Human rights organizations say the recent setback for the LGBTQ community is part of a broader crackdown on civil rights and freedoms, coupled with the economic crisis.
In May, the religious stood up after newly elected lawmakers and advocacy groups promoted civil marriage and state-mandated personal status laws independent of religious courts.
Last month, comedian and rights activist Shaden Fakih appeared in military court accused of damaging the reputation and insulting the country’s internal security forces during a prank during the lockdown of the country by COVID-19, in which she asked permission to leave the house in order to buy sanitary napkins.
And earlier this month, the Lebanese government announced it was in talks with Syria on a plan for the forced return of refugees. for more than one million Syrians in the country.
Some activists and human rights defenders say Lebanese authorities are trying to find scapegoats, as they block investigations linked to a host of financial crimes, the 2020 Beirut port explosion and skyrocketing cases of domestic violence and sexual assault.
“The state seems completely unwilling or unable to crack down on serious rights violations like corruption, torture, hate speech, but on the other hand, it acts very quickly under pressure from religious institutions and other institutions powerful forces in the country to suppress the rights of marginalized groups,” Aya Majzoub, Lebanon researcher at Human Rights Watch, told the AP.

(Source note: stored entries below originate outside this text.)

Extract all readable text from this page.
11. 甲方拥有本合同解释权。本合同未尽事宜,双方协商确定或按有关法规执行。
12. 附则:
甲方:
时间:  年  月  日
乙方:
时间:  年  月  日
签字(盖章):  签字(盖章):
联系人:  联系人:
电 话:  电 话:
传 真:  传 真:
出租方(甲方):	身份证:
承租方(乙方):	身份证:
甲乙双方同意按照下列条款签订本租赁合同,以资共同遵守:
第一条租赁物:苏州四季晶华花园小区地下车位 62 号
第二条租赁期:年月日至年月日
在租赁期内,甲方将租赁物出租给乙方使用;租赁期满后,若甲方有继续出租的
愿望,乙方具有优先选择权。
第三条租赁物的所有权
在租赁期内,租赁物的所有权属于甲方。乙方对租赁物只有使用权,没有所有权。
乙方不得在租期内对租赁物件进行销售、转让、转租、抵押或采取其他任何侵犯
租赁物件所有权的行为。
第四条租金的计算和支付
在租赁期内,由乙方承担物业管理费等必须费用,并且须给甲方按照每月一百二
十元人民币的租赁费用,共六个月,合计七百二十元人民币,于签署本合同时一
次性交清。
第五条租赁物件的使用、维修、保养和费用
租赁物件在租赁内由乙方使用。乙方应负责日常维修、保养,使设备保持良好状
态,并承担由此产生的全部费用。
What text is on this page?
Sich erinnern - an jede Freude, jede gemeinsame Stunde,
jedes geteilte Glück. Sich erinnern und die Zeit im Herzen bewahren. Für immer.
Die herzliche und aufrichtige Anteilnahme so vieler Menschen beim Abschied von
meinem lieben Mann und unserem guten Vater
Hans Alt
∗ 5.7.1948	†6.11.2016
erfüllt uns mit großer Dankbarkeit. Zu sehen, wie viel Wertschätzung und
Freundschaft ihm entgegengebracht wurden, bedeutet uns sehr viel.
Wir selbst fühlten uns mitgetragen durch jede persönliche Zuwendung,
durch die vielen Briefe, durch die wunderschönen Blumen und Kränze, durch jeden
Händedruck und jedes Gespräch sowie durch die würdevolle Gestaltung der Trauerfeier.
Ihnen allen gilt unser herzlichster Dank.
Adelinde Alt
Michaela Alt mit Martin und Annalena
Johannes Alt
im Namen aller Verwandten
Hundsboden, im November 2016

In some cases, residents have responded to religious leaders by taking matters into their own hands.
In the predominantly Christian neighborhood of Ashrafieh, supporters dubbed the Soldiers of God – a protest group that upholds socially conservative values and laws – tore down a billboard promoting events for the month of pride. Elsewhere, residents of the Sunni neighborhood of Tarik Jdideh rallied to condemn the events by the LGBTQ community and their supporters, calling it an “infiltration” into their community.
Reverend Abdo Abou Kassm, director of the Catholic Information Center, a media arm of the Maronite Church, sympathized with the angry protesters, although he opposed all violence and intimidation.
“You have your freedom at home, but you can’t promote it in the community because it’s actually against nature. The law says so and almost all Lebanese comply with it,” said Abou Kassm, adding that the angry demonstrations were a reaction. “Our society is not ready for this.”
Despite a constant struggle against discrimination and abuse, the LGBTQ community in Lebanon is the most dynamic and open in the Arab world and has made significant progress in recent years. Although homosexuality is still considered a crime, the country has at least half a dozen active LGBTQ advocacy groups, as well as bars and clubs that openly cater to the community.
Now, Nour and his friends avoid meeting in their usual places, fearing raids and harassment.
“We have a WhatsApp group, so whenever someone goes out, we just let others know and when we think we’ll be back home,” he explained.
As Lebanon’s dire economic situation continues to deteriorate, activists fear authorities will continue to target marginalized groups to distract from the real issues.
“We are seeing the beginnings of a full-scale attack as this ruling regime begins to fear losing control,” Zeidan said. “What we are saying loud and clear is that they are coming for all of us. They first came for the refugees, and no one cared. Then they came for the fags and no one cared either.